WEWORK SHOWS BENEFIT, AND COST, OF SOFTBANK VISION

BY RICHARD BEALES

WeWork’s revenue more than doubled in 2018 from a year earlier, to $1.8 billion. Yet its net loss widened marginally faster – and to an even larger $1.9 billion. The shared-office giant, recently rebranded as “The We Company,” is contemplating going public. Investors will have to square those figures with a $47 billion private valuation.

The vision of Masayoshi Son, whose SoftBank is a big backer of WeWork, is basically that throwing cash at market-leading disruptive companies allows them to supercharge their market share gains and therefore become even more valuable.

Though Son in January scaled back his most recent bet from initial expectations, it still involved injecting an extra $2 billion into the company. As a result, WeWork’s financial information, released on Monday, shows it is sitting on nearly $7 billion of committed cash. That will pay for the buildout and marketing of a lot of new locations.

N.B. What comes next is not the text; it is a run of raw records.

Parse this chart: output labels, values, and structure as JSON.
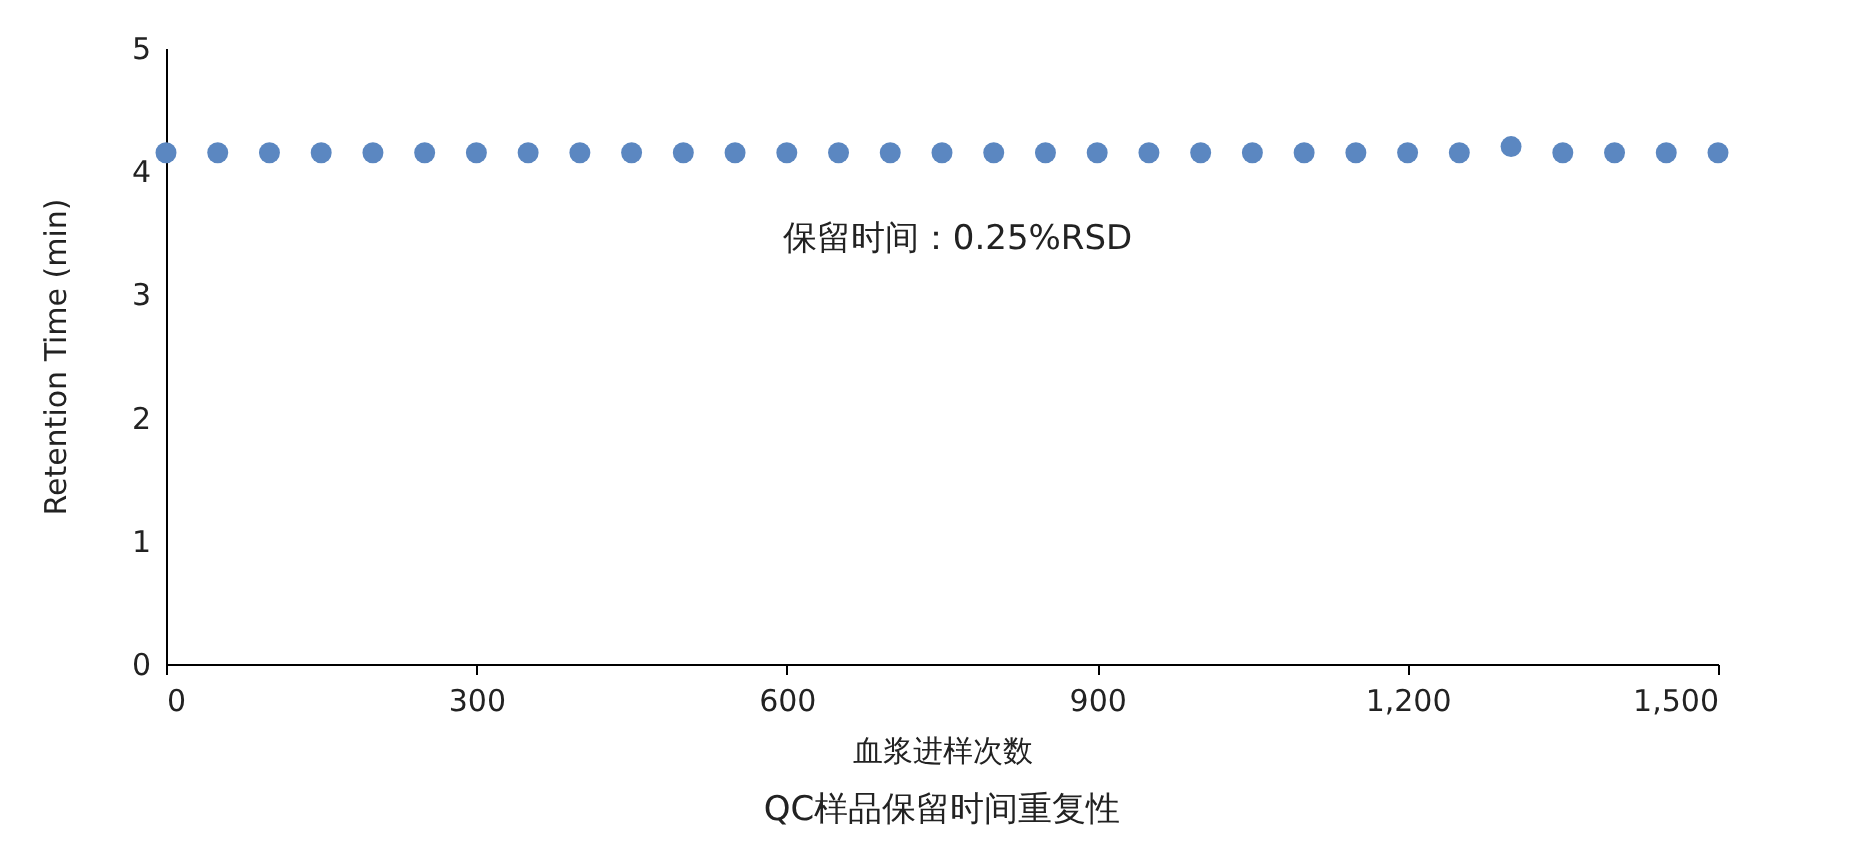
{
  "chart_data": {
    "type": "scatter",
    "title": "QC样品保留时间重复性",
    "xlabel": "血浆进样次数",
    "ylabel": "Retention Time (min)",
    "x": [
      0,
      50,
      100,
      150,
      200,
      250,
      300,
      350,
      400,
      450,
      500,
      550,
      600,
      650,
      700,
      750,
      800,
      850,
      900,
      950,
      1000,
      1050,
      1100,
      1150,
      1200,
      1250,
      1300,
      1350,
      1400,
      1450,
      1500
    ],
    "series": [
      {
        "color": "#5b87c1",
        "values": [
          4.15,
          4.15,
          4.15,
          4.15,
          4.15,
          4.15,
          4.15,
          4.15,
          4.15,
          4.15,
          4.15,
          4.15,
          4.15,
          4.15,
          4.15,
          4.15,
          4.15,
          4.15,
          4.15,
          4.15,
          4.15,
          4.15,
          4.15,
          4.15,
          4.15,
          4.15,
          4.2,
          4.15,
          4.15,
          4.15,
          4.15
        ]
      }
    ],
    "xlim": [
      0,
      1500
    ],
    "xticks": [
      0,
      300,
      600,
      900,
      {
        "value": 1200,
        "label": "1,200"
      },
      {
        "value": 1500,
        "label": "1,500"
      }
    ],
    "ylim": [
      0,
      5
    ],
    "yticks": [
      0,
      1,
      2,
      3,
      4,
      5
    ],
    "annotations": [
      "保留时间：0.25%RSD"
    ],
    "grid": false,
    "marker": "circle"
  }
}
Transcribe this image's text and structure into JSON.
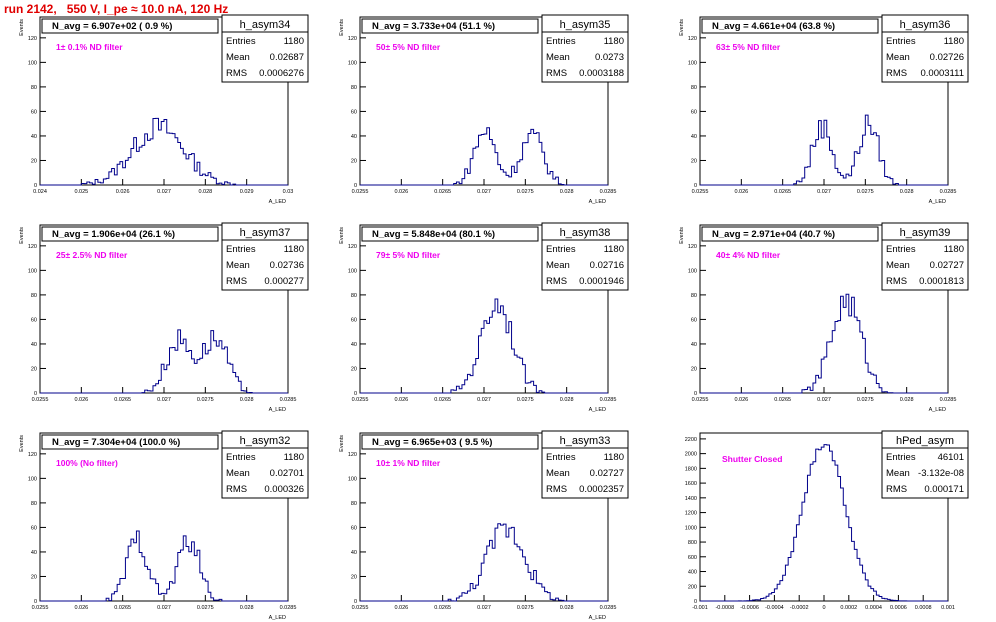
{
  "header": {
    "text": "run 2142,   550 V, I_pe ≈ 10.0 nA, 120 Hz",
    "color": "#e00000"
  },
  "colors": {
    "hist": "#00008b",
    "annotation": "#ee00ee",
    "text": "#000000"
  },
  "chart_data": [
    {
      "type": "histogram",
      "name": "h_asym34",
      "ylabel": "Events",
      "xlabel": "A_LED",
      "navg": "N_avg = 6.907e+02 ( 0.9 %)",
      "note": "1± 0.1% ND filter",
      "stats": [
        [
          "Entries",
          "1180"
        ],
        [
          "Mean",
          "0.02687"
        ],
        [
          "RMS",
          "0.0006276"
        ]
      ],
      "xlim": [
        0.024,
        0.03
      ],
      "ylim": [
        0,
        137
      ],
      "xticks": [
        "0.024",
        "0.025",
        "0.026",
        "0.027",
        "0.028",
        "0.029",
        "0.03"
      ],
      "yticks": [
        "0",
        "20",
        "40",
        "60",
        "80",
        "100",
        "120"
      ],
      "dist": [
        {
          "mu": 0.02687,
          "sigma": 0.00063,
          "amp": 47
        }
      ]
    },
    {
      "type": "histogram",
      "name": "h_asym35",
      "ylabel": "Events",
      "xlabel": "A_LED",
      "navg": "N_avg = 3.733e+04 (51.1 %)",
      "note": "50± 5% ND filter",
      "stats": [
        [
          "Entries",
          "1180"
        ],
        [
          "Mean",
          "0.0273"
        ],
        [
          "RMS",
          "0.0003188"
        ]
      ],
      "xlim": [
        0.0255,
        0.0285
      ],
      "ylim": [
        0,
        137
      ],
      "xticks": [
        "0.0255",
        "0.026",
        "0.0265",
        "0.027",
        "0.0275",
        "0.028",
        "0.0285"
      ],
      "yticks": [
        "0",
        "20",
        "40",
        "60",
        "80",
        "100",
        "120"
      ],
      "dist": [
        {
          "mu": 0.02701,
          "sigma": 0.00013,
          "amp": 44
        },
        {
          "mu": 0.02758,
          "sigma": 0.00014,
          "amp": 40
        }
      ]
    },
    {
      "type": "histogram",
      "name": "h_asym36",
      "ylabel": "Events",
      "xlabel": "A_LED",
      "navg": "N_avg = 4.661e+04 (63.8 %)",
      "note": "63± 5% ND filter",
      "stats": [
        [
          "Entries",
          "1180"
        ],
        [
          "Mean",
          "0.02726"
        ],
        [
          "RMS",
          "0.0003111"
        ]
      ],
      "xlim": [
        0.0255,
        0.0285
      ],
      "ylim": [
        0,
        137
      ],
      "xticks": [
        "0.0255",
        "0.026",
        "0.0265",
        "0.027",
        "0.0275",
        "0.028",
        "0.0285"
      ],
      "yticks": [
        "0",
        "20",
        "40",
        "60",
        "80",
        "100",
        "120"
      ],
      "dist": [
        {
          "mu": 0.02698,
          "sigma": 0.00012,
          "amp": 48
        },
        {
          "mu": 0.02754,
          "sigma": 0.00012,
          "amp": 50
        }
      ]
    },
    {
      "type": "histogram",
      "name": "h_asym37",
      "ylabel": "Events",
      "xlabel": "A_LED",
      "navg": "N_avg = 1.906e+04 (26.1 %)",
      "note": "25± 2.5% ND filter",
      "stats": [
        [
          "Entries",
          "1180"
        ],
        [
          "Mean",
          "0.02736"
        ],
        [
          "RMS",
          "0.000277"
        ]
      ],
      "xlim": [
        0.0255,
        0.0285
      ],
      "ylim": [
        0,
        137
      ],
      "xticks": [
        "0.0255",
        "0.026",
        "0.0265",
        "0.027",
        "0.0275",
        "0.028",
        "0.0285"
      ],
      "yticks": [
        "0",
        "20",
        "40",
        "60",
        "80",
        "100",
        "120"
      ],
      "dist": [
        {
          "mu": 0.02718,
          "sigma": 0.00015,
          "amp": 43
        },
        {
          "mu": 0.02762,
          "sigma": 0.00015,
          "amp": 44
        }
      ]
    },
    {
      "type": "histogram",
      "name": "h_asym38",
      "ylabel": "Events",
      "xlabel": "A_LED",
      "navg": "N_avg = 5.848e+04 (80.1 %)",
      "note": "79± 5% ND filter",
      "stats": [
        [
          "Entries",
          "1180"
        ],
        [
          "Mean",
          "0.02716"
        ],
        [
          "RMS",
          "0.0001946"
        ]
      ],
      "xlim": [
        0.0255,
        0.0285
      ],
      "ylim": [
        0,
        137
      ],
      "xticks": [
        "0.0255",
        "0.026",
        "0.0265",
        "0.027",
        "0.0275",
        "0.028",
        "0.0285"
      ],
      "yticks": [
        "0",
        "20",
        "40",
        "60",
        "80",
        "100",
        "120"
      ],
      "dist": [
        {
          "mu": 0.02716,
          "sigma": 0.00019,
          "amp": 74
        }
      ]
    },
    {
      "type": "histogram",
      "name": "h_asym39",
      "ylabel": "Events",
      "xlabel": "A_LED",
      "navg": "N_avg = 2.971e+04 (40.7 %)",
      "note": "40± 4% ND filter",
      "stats": [
        [
          "Entries",
          "1180"
        ],
        [
          "Mean",
          "0.02727"
        ],
        [
          "RMS",
          "0.0001813"
        ]
      ],
      "xlim": [
        0.0255,
        0.0285
      ],
      "ylim": [
        0,
        137
      ],
      "xticks": [
        "0.0255",
        "0.026",
        "0.0265",
        "0.027",
        "0.0275",
        "0.028",
        "0.0285"
      ],
      "yticks": [
        "0",
        "20",
        "40",
        "60",
        "80",
        "100",
        "120"
      ],
      "dist": [
        {
          "mu": 0.02727,
          "sigma": 0.00018,
          "amp": 76
        }
      ]
    },
    {
      "type": "histogram",
      "name": "h_asym32",
      "ylabel": "Events",
      "xlabel": "A_LED",
      "navg": "N_avg = 7.304e+04 (100.0 %)",
      "note": "100% (No filter)",
      "stats": [
        [
          "Entries",
          "1180"
        ],
        [
          "Mean",
          "0.02701"
        ],
        [
          "RMS",
          "0.000326"
        ]
      ],
      "xlim": [
        0.0255,
        0.0285
      ],
      "ylim": [
        0,
        137
      ],
      "xticks": [
        "0.0255",
        "0.026",
        "0.0265",
        "0.027",
        "0.0275",
        "0.028",
        "0.0285"
      ],
      "yticks": [
        "0",
        "20",
        "40",
        "60",
        "80",
        "100",
        "120"
      ],
      "dist": [
        {
          "mu": 0.02668,
          "sigma": 0.00013,
          "amp": 50
        },
        {
          "mu": 0.0273,
          "sigma": 0.00013,
          "amp": 50
        }
      ]
    },
    {
      "type": "histogram",
      "name": "h_asym33",
      "ylabel": "Events",
      "xlabel": "A_LED",
      "navg": "N_avg = 6.965e+03 ( 9.5 %)",
      "note": "10± 1% ND filter",
      "stats": [
        [
          "Entries",
          "1180"
        ],
        [
          "Mean",
          "0.02727"
        ],
        [
          "RMS",
          "0.0002357"
        ]
      ],
      "xlim": [
        0.0255,
        0.0285
      ],
      "ylim": [
        0,
        137
      ],
      "xticks": [
        "0.0255",
        "0.026",
        "0.0265",
        "0.027",
        "0.0275",
        "0.028",
        "0.0285"
      ],
      "yticks": [
        "0",
        "20",
        "40",
        "60",
        "80",
        "100",
        "120"
      ],
      "dist": [
        {
          "mu": 0.02727,
          "sigma": 0.00023,
          "amp": 60
        }
      ]
    },
    {
      "type": "histogram",
      "name": "hPed_asym",
      "ylabel": "",
      "xlabel": "",
      "navg": "",
      "note": "Shutter Closed",
      "stats": [
        [
          "Entries",
          "46101"
        ],
        [
          "Mean",
          "-3.132e-08"
        ],
        [
          "RMS",
          "0.000171"
        ]
      ],
      "xlim": [
        -0.001,
        0.001
      ],
      "ylim": [
        0,
        2280
      ],
      "xticks": [
        "-0.001",
        "-0.0008",
        "-0.0006",
        "-0.0004",
        "-0.0002",
        "0",
        "0.0002",
        "0.0004",
        "0.0006",
        "0.0008",
        "0.001"
      ],
      "yticks": [
        "0",
        "200",
        "400",
        "600",
        "800",
        "1000",
        "1200",
        "1400",
        "1600",
        "1800",
        "2000",
        "2200"
      ],
      "dist": [
        {
          "mu": 0.0,
          "sigma": 0.000171,
          "amp": 2150
        }
      ]
    }
  ]
}
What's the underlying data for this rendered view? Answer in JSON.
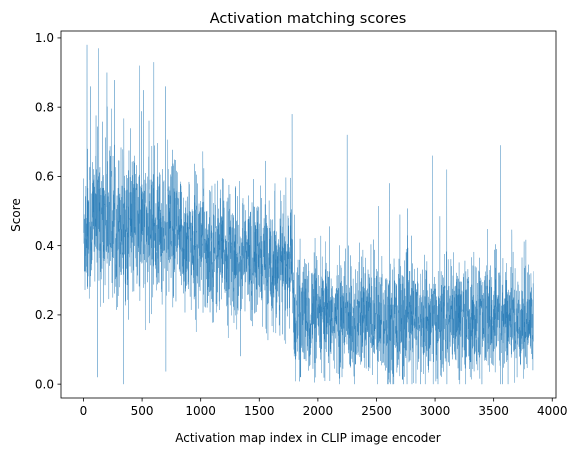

That said, even initial-public-offering candidates in WeWork’s fast-growing, money-losing demographic tend to want to show losses narrowing relative to sales, moving in the general direction of profitability. Ride-hailing app Lyft, for example, due to debut as a public company on Friday, reported a loss equal to 42 percent of its $2.2 billion revenue in 2018 – an improvement on a negative 65 percent net margin in 2017.

WeWork boss Adam Neumann is instead keeping the growth hammer down. In one nod to investor sensitivities, though, he may be de-emphasizing “community-adjusted EBITDA” – a WeWork metric that brought eye-rolls from commentators. The measure, which reflects steady-state gross profit excluding the company’s substantial marketing, overhead and growth-related costs, is now also referred to as “contribution,” a plainer and better understood term.

That alone won’t get investors comfortable with a valuation range starting at more than double the $23 billion top-of-the-range indication so far from Lyft, a company with similar revenue and 2017-18 growth rate – and far smaller losses.

Back in 2017 when WeWork was valued at $20 billion, Neumann told Forbes a co-working company worth that much didn’t exist: “Our valuation and size today are much more based on our energy and spirituality than it is on a multiple of revenue.” WeWork isn’t rushing to list. When it does, though, public-market investors are going to have to feel the spiritual energy, too.